Read first: spearman. If it's < 0.3 in absolute value, your judges are scoring something different from what wins downstream. Refit the judges (use the customer's downstream signal as gold) or change the rubric.

The reward model is the simple linear y = intercept + slope * composite. Use it to:

  • Predict the engagement of a new run from its composite score alone.
  • Set a composite threshold for "must beat X to ship" based on the engagement equivalent.

release — pass/warn/fail axes

Always present.

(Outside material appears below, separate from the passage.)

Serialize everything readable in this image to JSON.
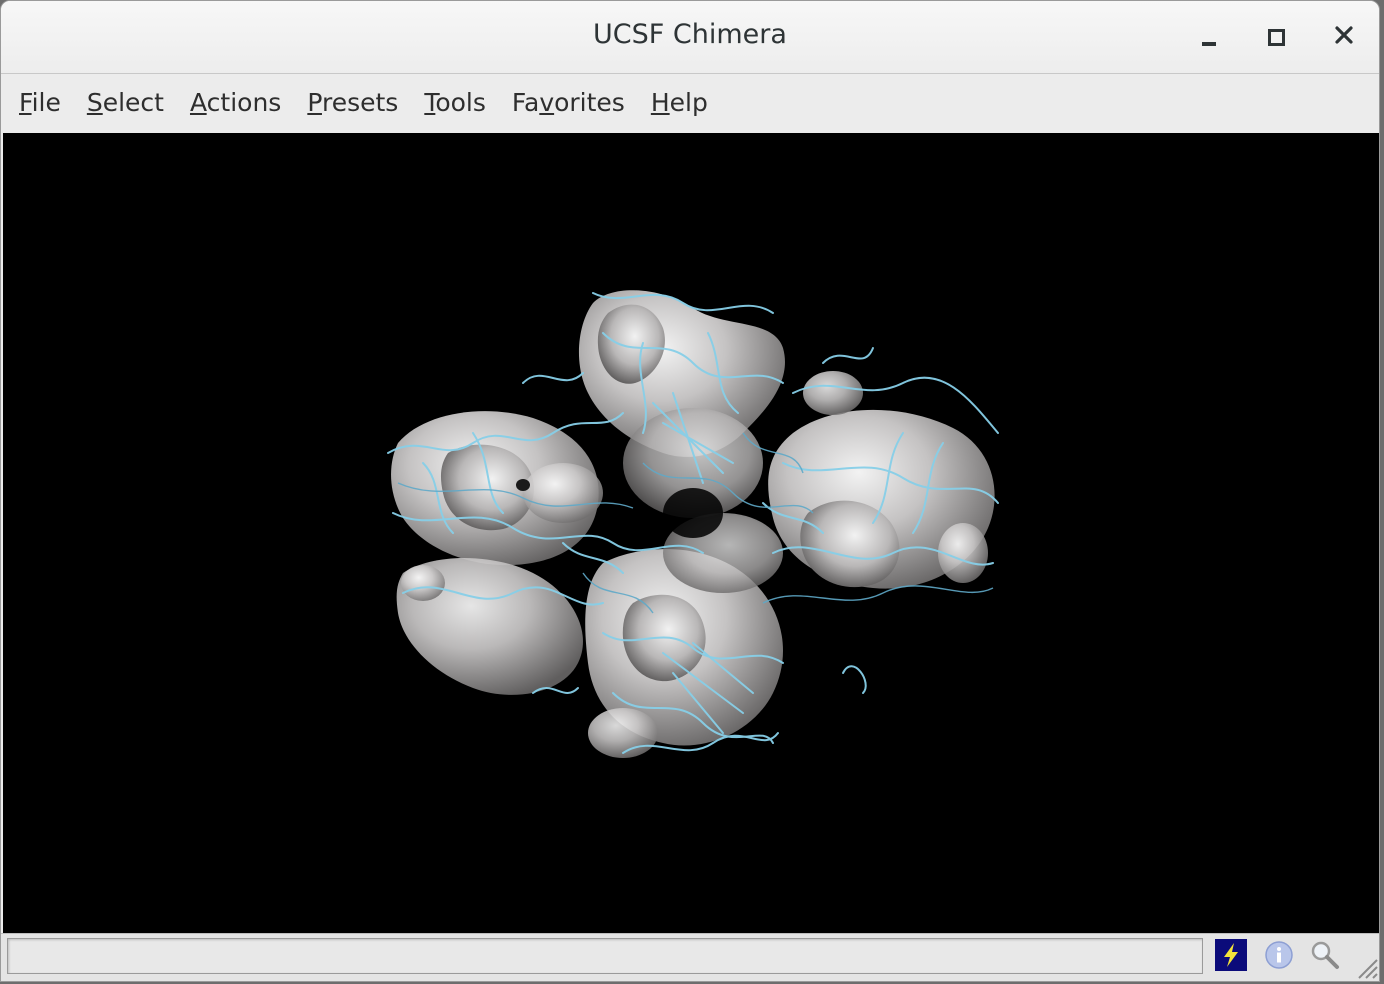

Roll-up across three axes — quality lift, contamination, composite distribution.

{
  "release": {
    "status": "pass",
    "axes": [
      { "name": "quality-lift", "status": "pass",
        "detail": "delta=0.070, CI95=[0.040, 0.100], n=40" },
      { "name": "contamination", "status": "pass",
        "detail": "0 canary leak(s)" },
      { "name": "composite-distribution", "status": "pass",
        "detail": "mean=0.683, p50=0.667, p95=1.000 over n=30" }
    ],
    "issues": []
  }
}

Overall status is fail if any axis fails; warn if any warn; pass otherwise.

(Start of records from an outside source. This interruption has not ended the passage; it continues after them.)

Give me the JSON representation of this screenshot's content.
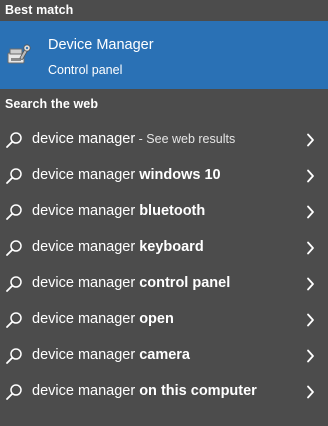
{
  "best_match": {
    "section_label": "Best match",
    "title": "Device Manager",
    "subtitle": "Control panel",
    "icon": "device-manager-icon",
    "highlight_color": "#2a71b5"
  },
  "search_web": {
    "section_label": "Search the web",
    "results": [
      {
        "prefix": "device manager",
        "bold": "",
        "hint": " - See web results"
      },
      {
        "prefix": "device manager ",
        "bold": "windows 10",
        "hint": ""
      },
      {
        "prefix": "device manager ",
        "bold": "bluetooth",
        "hint": ""
      },
      {
        "prefix": "device manager ",
        "bold": "keyboard",
        "hint": ""
      },
      {
        "prefix": "device manager ",
        "bold": "control panel",
        "hint": ""
      },
      {
        "prefix": "device manager ",
        "bold": "open",
        "hint": ""
      },
      {
        "prefix": "device manager ",
        "bold": "camera",
        "hint": ""
      },
      {
        "prefix": "device manager ",
        "bold": "on this computer",
        "hint": ""
      }
    ]
  },
  "colors": {
    "background": "#4c4c4c",
    "text": "#ffffff"
  }
}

Use this when: wiring agent-eval into CI. A status === 'pass' from analyzeRuns on the candidate vs baseline is your green-light gate.


recommendations — the actionable layer

Always present. Read this first.

{
  "recommendations": [
    { "priority": "critical", "kind": "ship",
      "title": "Ship — lift 0.070 (95% CI 0.040..0.100)",
      "detail": "Holdout lift exceeds threshold 0.02 with 95% bootstrap confidence (n=40, p=0.0008, d=0.41).",
      "evidencePath": "lift" },
    { "priority": "high", "kind": "investigate",
      "title": "Top failure cluster: off-topic-drift (45% of failures)",
      "detail": "11 runs failed. The largest cluster groups 3 exemplars under 'off-topic-drift'.",
      "evidencePath": "failureClusters.clusters[0]" }
  ]
}
kind When emitted
ship lift CI lower bound > threshold
hold lift CI upper bound ≤ threshold
expand-corpus lift CI straddles threshold — more data needed
fix canary contamination detected
recalibrate inter-rater κ < 0.5, OR outcome correlation < 0.3
investigate top failure cluster > some-share

evidencePath points back into the report ("lift", "contamination", "failureClusters.clusters[0]") so a UI can deep-link from each recommendation to its evidence.

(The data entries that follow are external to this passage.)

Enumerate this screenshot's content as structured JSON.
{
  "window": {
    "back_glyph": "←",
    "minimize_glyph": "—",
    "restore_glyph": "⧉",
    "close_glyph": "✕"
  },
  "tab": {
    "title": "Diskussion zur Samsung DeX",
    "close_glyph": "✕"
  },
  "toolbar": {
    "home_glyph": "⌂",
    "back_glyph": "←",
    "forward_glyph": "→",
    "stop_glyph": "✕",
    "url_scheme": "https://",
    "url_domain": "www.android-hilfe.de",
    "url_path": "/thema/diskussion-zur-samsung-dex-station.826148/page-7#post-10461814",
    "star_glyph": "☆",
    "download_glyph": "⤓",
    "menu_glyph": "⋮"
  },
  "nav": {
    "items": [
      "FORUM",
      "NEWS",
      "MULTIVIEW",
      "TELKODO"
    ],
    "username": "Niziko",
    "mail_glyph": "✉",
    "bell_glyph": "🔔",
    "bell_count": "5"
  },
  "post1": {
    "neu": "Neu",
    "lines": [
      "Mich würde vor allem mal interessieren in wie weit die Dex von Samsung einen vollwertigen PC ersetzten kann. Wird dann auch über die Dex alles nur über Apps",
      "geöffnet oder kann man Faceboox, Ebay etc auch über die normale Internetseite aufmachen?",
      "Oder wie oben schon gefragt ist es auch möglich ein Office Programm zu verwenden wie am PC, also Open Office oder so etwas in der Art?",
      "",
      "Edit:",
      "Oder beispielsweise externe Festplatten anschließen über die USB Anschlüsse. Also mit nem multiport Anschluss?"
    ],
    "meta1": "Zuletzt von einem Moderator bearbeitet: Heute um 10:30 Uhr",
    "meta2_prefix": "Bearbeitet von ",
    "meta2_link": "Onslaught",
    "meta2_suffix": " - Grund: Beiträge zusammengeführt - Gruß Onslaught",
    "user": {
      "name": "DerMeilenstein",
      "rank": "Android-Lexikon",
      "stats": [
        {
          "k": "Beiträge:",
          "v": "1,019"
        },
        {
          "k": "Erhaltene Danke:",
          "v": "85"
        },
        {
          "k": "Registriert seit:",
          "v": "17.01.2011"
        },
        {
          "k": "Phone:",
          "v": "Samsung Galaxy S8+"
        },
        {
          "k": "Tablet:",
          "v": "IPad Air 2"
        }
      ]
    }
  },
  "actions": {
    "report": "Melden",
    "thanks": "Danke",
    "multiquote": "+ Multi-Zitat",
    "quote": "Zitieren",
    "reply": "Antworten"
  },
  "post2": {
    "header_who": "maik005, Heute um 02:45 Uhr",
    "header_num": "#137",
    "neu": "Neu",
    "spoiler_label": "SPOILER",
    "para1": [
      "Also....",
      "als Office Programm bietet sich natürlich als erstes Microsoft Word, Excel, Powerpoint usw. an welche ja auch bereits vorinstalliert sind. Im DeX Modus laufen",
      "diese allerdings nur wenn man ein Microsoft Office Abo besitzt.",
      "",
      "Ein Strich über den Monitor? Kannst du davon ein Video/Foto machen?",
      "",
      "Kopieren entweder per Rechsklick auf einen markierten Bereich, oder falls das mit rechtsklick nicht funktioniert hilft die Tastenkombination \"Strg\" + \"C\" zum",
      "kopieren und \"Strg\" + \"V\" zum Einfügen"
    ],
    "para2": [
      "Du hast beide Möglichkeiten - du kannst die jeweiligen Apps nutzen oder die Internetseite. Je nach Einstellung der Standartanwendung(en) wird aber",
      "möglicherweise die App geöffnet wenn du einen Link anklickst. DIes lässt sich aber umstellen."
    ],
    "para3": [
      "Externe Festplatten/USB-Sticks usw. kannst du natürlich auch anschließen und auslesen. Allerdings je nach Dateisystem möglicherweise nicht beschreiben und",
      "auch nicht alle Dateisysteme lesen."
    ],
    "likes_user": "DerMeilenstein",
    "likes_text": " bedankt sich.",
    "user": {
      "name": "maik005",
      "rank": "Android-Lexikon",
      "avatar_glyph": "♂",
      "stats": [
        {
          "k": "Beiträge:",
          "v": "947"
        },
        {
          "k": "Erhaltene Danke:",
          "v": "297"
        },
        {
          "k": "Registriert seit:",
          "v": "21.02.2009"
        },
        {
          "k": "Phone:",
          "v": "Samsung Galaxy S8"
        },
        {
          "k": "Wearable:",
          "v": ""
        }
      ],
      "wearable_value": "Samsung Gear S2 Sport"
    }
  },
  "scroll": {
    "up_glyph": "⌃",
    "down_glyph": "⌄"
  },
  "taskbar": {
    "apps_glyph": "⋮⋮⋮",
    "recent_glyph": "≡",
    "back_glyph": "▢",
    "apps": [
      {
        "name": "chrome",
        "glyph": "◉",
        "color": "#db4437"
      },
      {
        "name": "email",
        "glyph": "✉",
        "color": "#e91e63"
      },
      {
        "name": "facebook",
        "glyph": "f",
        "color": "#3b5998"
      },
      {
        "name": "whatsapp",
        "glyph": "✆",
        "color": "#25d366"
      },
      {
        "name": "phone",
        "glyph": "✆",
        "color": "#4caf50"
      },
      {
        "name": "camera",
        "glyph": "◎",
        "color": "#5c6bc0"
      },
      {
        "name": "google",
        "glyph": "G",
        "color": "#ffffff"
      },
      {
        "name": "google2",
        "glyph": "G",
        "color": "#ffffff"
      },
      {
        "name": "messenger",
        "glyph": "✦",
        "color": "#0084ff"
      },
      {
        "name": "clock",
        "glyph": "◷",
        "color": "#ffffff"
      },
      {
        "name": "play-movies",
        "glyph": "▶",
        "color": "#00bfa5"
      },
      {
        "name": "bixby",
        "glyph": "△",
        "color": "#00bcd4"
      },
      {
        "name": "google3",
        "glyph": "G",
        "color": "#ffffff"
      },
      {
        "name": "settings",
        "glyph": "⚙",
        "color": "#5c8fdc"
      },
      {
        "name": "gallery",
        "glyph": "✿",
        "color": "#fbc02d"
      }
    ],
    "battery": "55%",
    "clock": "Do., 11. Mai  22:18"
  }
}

How analyzeRuns populates each section

Section Required input
composite, perDimension, costQuality, release, recommendations runs
judges runs with outcome.judgeScores
interRater raterScores (≥ 2 raters jointly rated some runs)
lift two distinct candidateIds in runs (or explicit baseline/candidate ids)
failureClusters analyst registry passed in
contamination canaryScenarios passed in
outcomeCorrelation outcomeSignal passed in

All sections beyond the always-present ones are T | undefined, never empty objects. If a section is missing, your inputs didn't support it — the report is honest about that.